Upon Attempting to Be a Novelist

All praise to any novelist who takes us out onto thin ice, under which large, dark shapes are discernibly swimming. Michael Cunningham

As a rule it is not a good idea to tell someone a story before you write it. Any comments or feedback will distort your vision before you have committed the words to paper or cyber-storage. About eight months ago I told two good friends and trusted critics the first part of my novel. I had what I thought were all 35,000 words written and I was interested in their reaction to the big reveal that finishes part one.
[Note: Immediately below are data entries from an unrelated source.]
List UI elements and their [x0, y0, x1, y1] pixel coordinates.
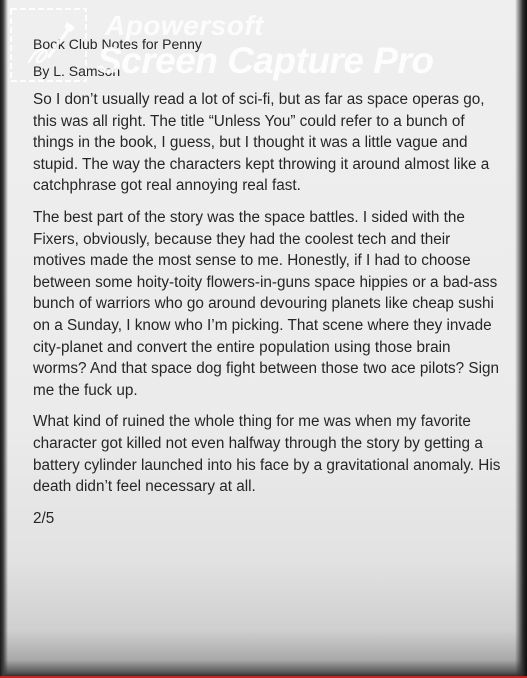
document-viewer: Book Club Notes for Penny By L. Samson S… [0, 0, 527, 678]
right-edge-shadow [515, 0, 527, 678]
watermark: Apowersoft Screen Capture Pro [0, 0, 527, 100]
paragraph-2: The best part of the story was the space… [33, 208, 499, 399]
watermark-line2: Screen Capture Pro [97, 40, 434, 81]
document-page: Book Club Notes for Penny By L. Samson S… [33, 34, 501, 529]
pen-in-frame-icon [10, 8, 87, 82]
page-indicator: 2/5 [33, 509, 55, 527]
left-edge-shadow [0, 0, 8, 678]
paragraph-3: What kind of ruined the whole thing for … [33, 413, 501, 496]
paragraph-1: So I don’t usually read a lot of sci-fi,… [33, 91, 490, 195]
watermark-line1: Apowersoft [105, 10, 264, 41]
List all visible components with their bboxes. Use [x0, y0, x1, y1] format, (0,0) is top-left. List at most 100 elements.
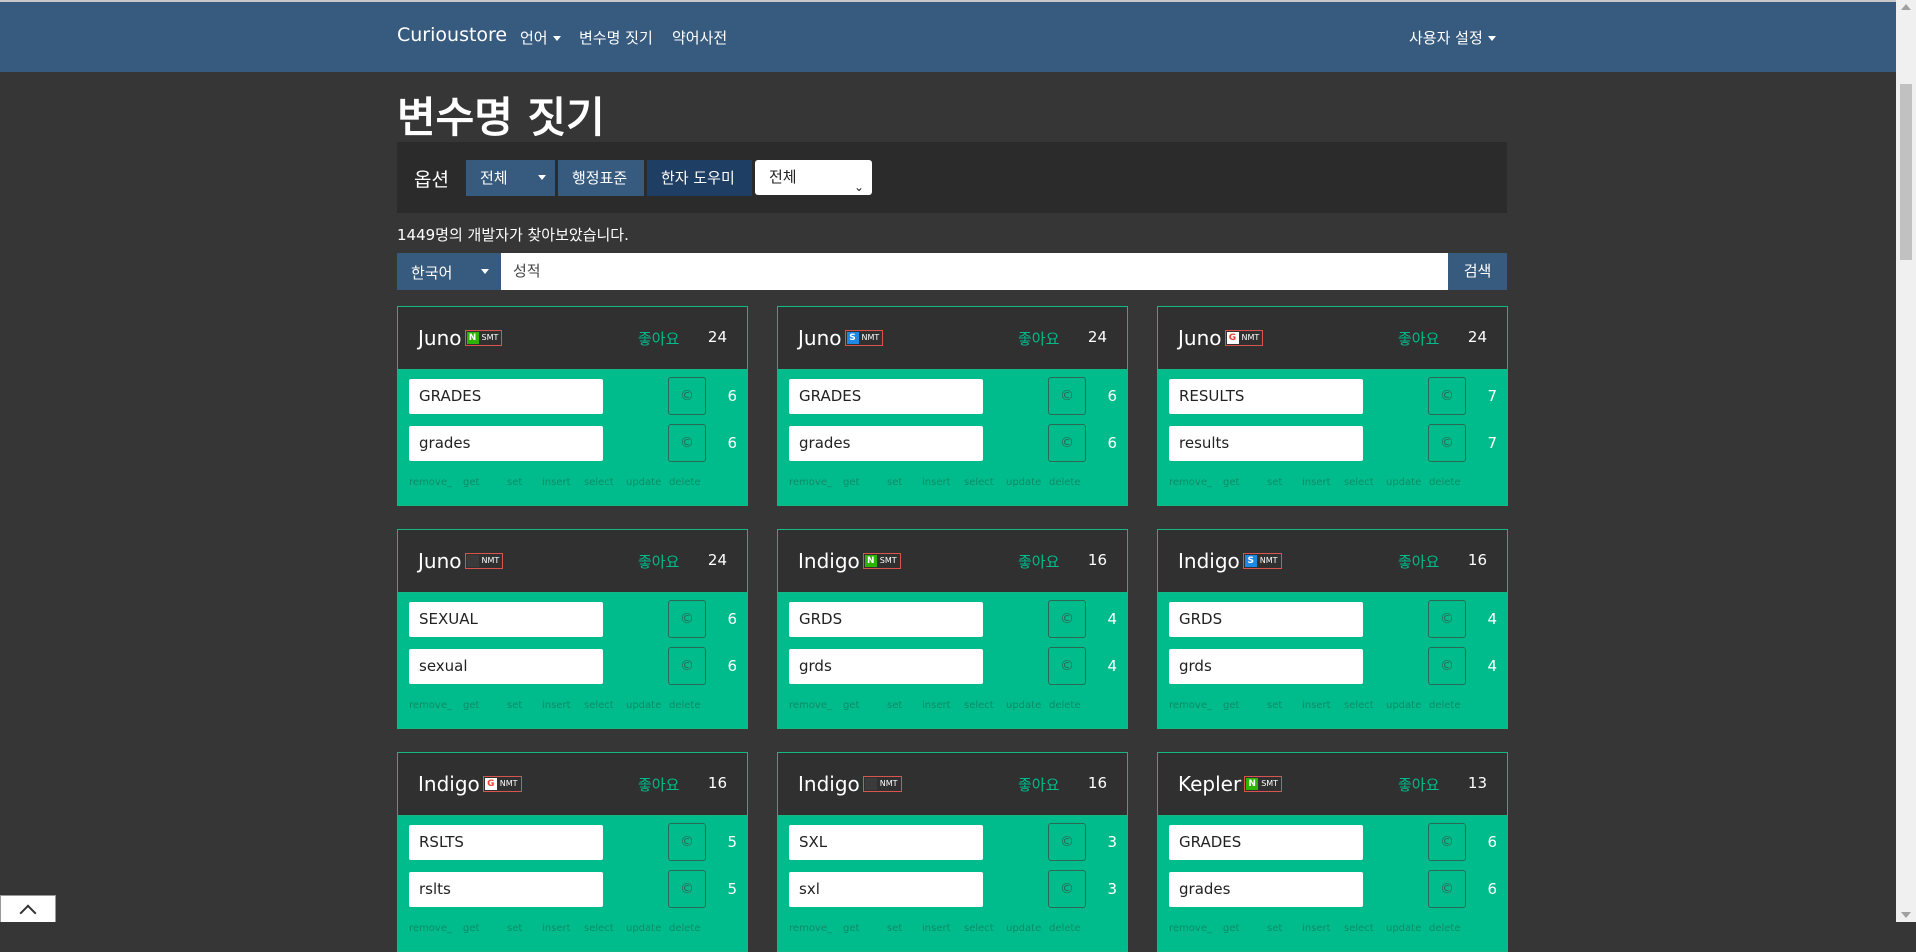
operation-prefix-6[interactable]: delete — [1429, 923, 1461, 934]
nav-user-settings-dropdown[interactable]: 사용자 설정 — [1409, 27, 1496, 48]
operation-prefix-0[interactable]: remove_ — [409, 923, 452, 934]
like-button[interactable]: 좋아요 — [1018, 328, 1059, 349]
copy-button[interactable]: © — [668, 823, 706, 861]
search-button[interactable]: 검색 — [1448, 253, 1507, 290]
operation-prefix-4[interactable]: select — [1344, 477, 1374, 488]
copy-button[interactable]: © — [1048, 600, 1086, 638]
copy-button[interactable]: © — [1048, 870, 1086, 908]
scrollbar-thumb[interactable] — [1900, 84, 1912, 260]
operation-prefix-2[interactable]: set — [1267, 477, 1282, 488]
variable-name-field[interactable]: rslts — [409, 872, 603, 907]
copy-button[interactable]: © — [1428, 647, 1466, 685]
operation-prefix-1[interactable]: get — [463, 700, 479, 711]
variable-name-field[interactable]: results — [1169, 426, 1363, 461]
nav-language-dropdown[interactable]: 언어 — [520, 27, 561, 48]
operation-prefix-2[interactable]: set — [887, 923, 902, 934]
operation-prefix-6[interactable]: delete — [1049, 923, 1081, 934]
variable-name-field[interactable]: RESULTS — [1169, 379, 1363, 414]
operation-prefix-2[interactable]: set — [887, 700, 902, 711]
operation-prefix-2[interactable]: set — [507, 923, 522, 934]
copy-button[interactable]: © — [668, 600, 706, 638]
brand-link[interactable]: Curioustore — [397, 24, 507, 46]
operation-prefix-2[interactable]: set — [507, 477, 522, 488]
operation-prefix-5[interactable]: update — [626, 477, 661, 488]
page-scrollbar[interactable] — [1896, 0, 1916, 922]
copy-button[interactable]: © — [1048, 377, 1086, 415]
operation-prefix-0[interactable]: remove_ — [789, 923, 832, 934]
like-button[interactable]: 좋아요 — [1398, 551, 1439, 572]
copy-button[interactable]: © — [668, 870, 706, 908]
operation-prefix-3[interactable]: insert — [1302, 923, 1331, 934]
like-button[interactable]: 좋아요 — [638, 551, 679, 572]
operation-prefix-3[interactable]: insert — [542, 700, 571, 711]
operation-prefix-6[interactable]: delete — [669, 700, 701, 711]
operation-prefix-0[interactable]: remove_ — [789, 700, 832, 711]
operation-prefix-6[interactable]: delete — [1049, 477, 1081, 488]
nav-abbreviation-dictionary[interactable]: 약어사전 — [672, 27, 727, 48]
scope-split-button[interactable]: 전체 — [466, 160, 555, 196]
copy-button[interactable]: © — [1428, 424, 1466, 462]
operation-prefix-1[interactable]: get — [1223, 700, 1239, 711]
scroll-up-icon[interactable] — [1901, 4, 1911, 10]
operation-prefix-5[interactable]: update — [1006, 923, 1041, 934]
like-button[interactable]: 좋아요 — [1398, 774, 1439, 795]
operation-prefix-5[interactable]: update — [1006, 477, 1041, 488]
operation-prefix-0[interactable]: remove_ — [409, 700, 452, 711]
variable-name-field[interactable]: RSLTS — [409, 825, 603, 860]
like-button[interactable]: 좋아요 — [638, 774, 679, 795]
copy-button[interactable]: © — [1428, 870, 1466, 908]
operation-prefix-5[interactable]: update — [1006, 700, 1041, 711]
operation-prefix-0[interactable]: remove_ — [1169, 923, 1212, 934]
operation-prefix-1[interactable]: get — [463, 923, 479, 934]
operation-prefix-2[interactable]: set — [507, 700, 522, 711]
variable-name-field[interactable]: GRDS — [1169, 602, 1363, 637]
operation-prefix-1[interactable]: get — [1223, 477, 1239, 488]
admin-standard-button[interactable]: 행정표준 — [558, 160, 644, 196]
copy-button[interactable]: © — [1428, 600, 1466, 638]
variable-name-field[interactable]: GRADES — [409, 379, 603, 414]
copy-button[interactable]: © — [1048, 823, 1086, 861]
copy-button[interactable]: © — [668, 424, 706, 462]
variable-name-field[interactable]: grds — [789, 649, 983, 684]
operation-prefix-2[interactable]: set — [1267, 700, 1282, 711]
copy-button[interactable]: © — [668, 377, 706, 415]
operation-prefix-5[interactable]: update — [626, 700, 661, 711]
operation-prefix-4[interactable]: select — [964, 477, 994, 488]
operation-prefix-4[interactable]: select — [964, 700, 994, 711]
operation-prefix-3[interactable]: insert — [922, 700, 951, 711]
variable-name-field[interactable]: sxl — [789, 872, 983, 907]
operation-prefix-3[interactable]: insert — [542, 477, 571, 488]
operation-prefix-6[interactable]: delete — [1429, 477, 1461, 488]
operation-prefix-0[interactable]: remove_ — [1169, 477, 1212, 488]
operation-prefix-6[interactable]: delete — [669, 477, 701, 488]
hanja-helper-button[interactable]: 한자 도우미 — [647, 160, 752, 196]
like-button[interactable]: 좋아요 — [638, 328, 679, 349]
variable-name-field[interactable]: GRADES — [789, 379, 983, 414]
variable-name-field[interactable]: grades — [409, 426, 603, 461]
operation-prefix-6[interactable]: delete — [1429, 700, 1461, 711]
copy-button[interactable]: © — [1428, 377, 1466, 415]
copy-button[interactable]: © — [1428, 823, 1466, 861]
operation-prefix-5[interactable]: update — [1386, 700, 1421, 711]
operation-prefix-0[interactable]: remove_ — [409, 477, 452, 488]
operation-prefix-3[interactable]: insert — [922, 477, 951, 488]
operation-prefix-5[interactable]: update — [1386, 923, 1421, 934]
scroll-down-icon[interactable] — [1901, 912, 1911, 918]
variable-name-field[interactable]: grds — [1169, 649, 1363, 684]
variable-name-field[interactable]: GRADES — [1169, 825, 1363, 860]
copy-button[interactable]: © — [1048, 424, 1086, 462]
variable-name-field[interactable]: GRDS — [789, 602, 983, 637]
variable-name-field[interactable]: sexual — [409, 649, 603, 684]
scope-dropdown-toggle[interactable] — [529, 160, 555, 196]
variable-name-field[interactable]: SEXUAL — [409, 602, 603, 637]
language-dropdown[interactable]: 한국어 — [397, 253, 501, 290]
operation-prefix-1[interactable]: get — [843, 477, 859, 488]
variable-name-field[interactable]: grades — [1169, 872, 1363, 907]
operation-prefix-3[interactable]: insert — [542, 923, 571, 934]
variable-name-field[interactable]: grades — [789, 426, 983, 461]
operation-prefix-2[interactable]: set — [1267, 923, 1282, 934]
back-to-top-button[interactable] — [0, 895, 56, 922]
like-button[interactable]: 좋아요 — [1018, 774, 1059, 795]
operation-prefix-3[interactable]: insert — [922, 923, 951, 934]
copy-button[interactable]: © — [1048, 647, 1086, 685]
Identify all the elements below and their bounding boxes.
Indeed it was at this point all of my large, dark shapes came into view and I did indeed have my readers out on very thin ice without them even noticing they had been led out onto a lake.

Unfortunately, neither of them liked the dark turn my story takes and I was concerned that the tale was way off track. So I turned back to the pages and began to edit, I could have simply changed the big reveal but I was sure I had it right. Must have been the lead-up twas lacking. After several weeks the 35,000 words had burgeoned to 63,000 and I sent the newly fattened part one out to six readers, including those same two I had verbally told the story. Lo and behold none of them were put off by the big reveal, in fact, the two who had been less than luke warm originally were glowing with their praise.

I pondered this for a few moments and realized I had attempted to condense my well structured dark forms into a two minute verbal summary. Clearly, darkness needs some time to build. I needed those thousands of words to lure my readers out onto the dangerously thin ice and then and only then to reveal the sinister shadows beneath them. 

Lesson learned, I ain't tellin' nobody no stories no more; at least not ones that are going to take hundreds of thousands of words to deliver all the darkness and shadows.